Derby Center is a village in the town of Derby, Orleans County, Vermont, United States. The population was 635 at the 2020 census.

==Geography==
According to the United States Census Bureau, the village has a total area of 1.5 square miles (3.8 km^{2}), all land.

==Demographics==

As of the census of 2000, there were 670 people, 283 households, and 187 families residing in the village. The population density was 454.9 people per square mile (176.0/km^{2}). There were 295 housing units at an average density of 200.3/sq mi (77.5/km^{2}). The racial makeup of the village was 97.46% White, 0.15% African American, 0.45% Native American, 0.30% Asian, and 1.64% from two or more races. Hispanic or Latino of any race were 0.60% of the population.

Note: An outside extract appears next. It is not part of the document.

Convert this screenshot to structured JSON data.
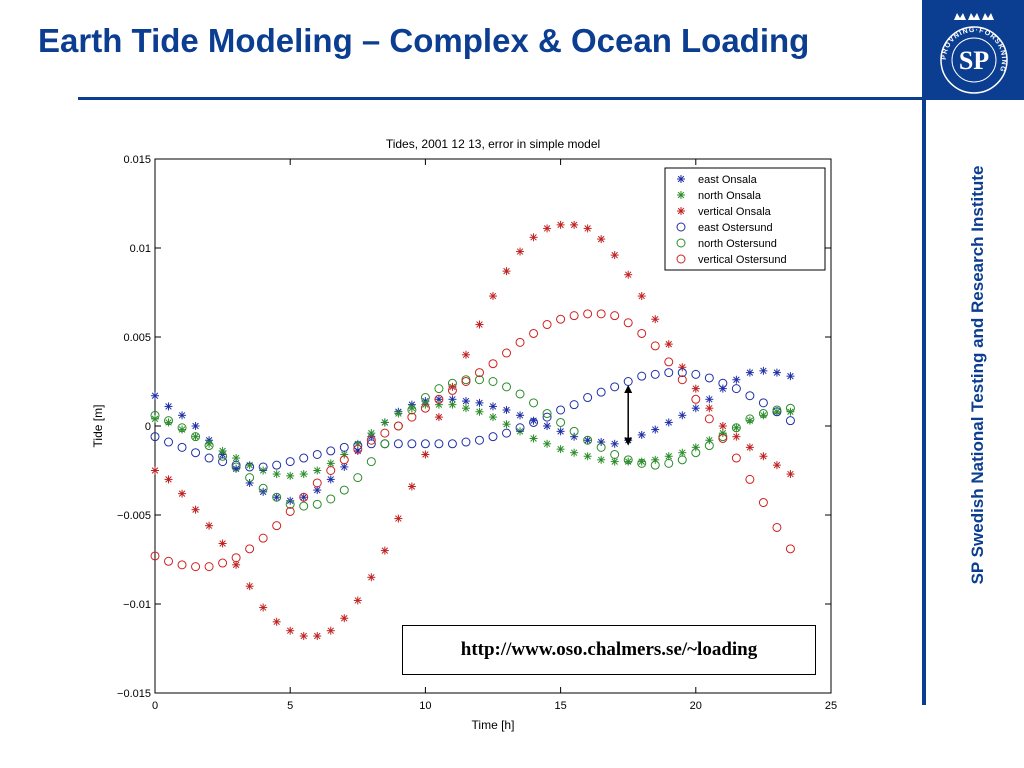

There were 283 households, out of which 34.6% had children under the age of 18 living with them, 44.9% were married couples living together, 15.5% had a female householder with no husband present, and 33.6% were non-families. 28.3% of all households were made up of individuals, and 13.1% had someone living alone who was 65 years of age or older. The average household size was 2.29 and the average family size was 2.72.

In the village, the population was spread out, with 25.4% under the age of 18, 9.7% from 18 to 24, 26.4% from 25 to 44, 19.6% from 45 to 64, and 19.0% who were 65 years of age or older. The median age was 37 years. For every 100 females, there were 95.3 males. For every 100 females age 18 and over, there were 83.2 males.

The median income for a household in the village was $27,865, and the median income for a family was $30,417. Males had a median income of $30,192 versus $16,375 for females. The per capita income for the village was $15,435. About 5.2% of families and 9.0% of the population were below the poverty line, including 7.1% of those under age 18 and 8.7% of those age 65 or over.

Historical population
| Census | Pop. | Note | %± |
| 1900 | 297 |  | — |
| 1910 | 316 |  | 6.4% |
| 1920 | 292 |  | −7.6% |
| 1930 | 300 |  | 2.7% |
| 1940 | 346 |  | 15.3% |
| 1950 | 383 |  | 10.7% |
| 1960 | 433 |  | 13.1% |
| 1970 | 547 |  | 26.3% |
| 1980 | 598 |  | 9.3% |
| 1990 | 684 |  | 14.4% |
| 2000 | 670 |  | −2.0% |
| 2010 | 597 |  | −10.9% |
| 2020 | 635 |  | 6.4% |
U.S. Decennial Census

==Education==
The North Country Union Junior High School (7-8) is here.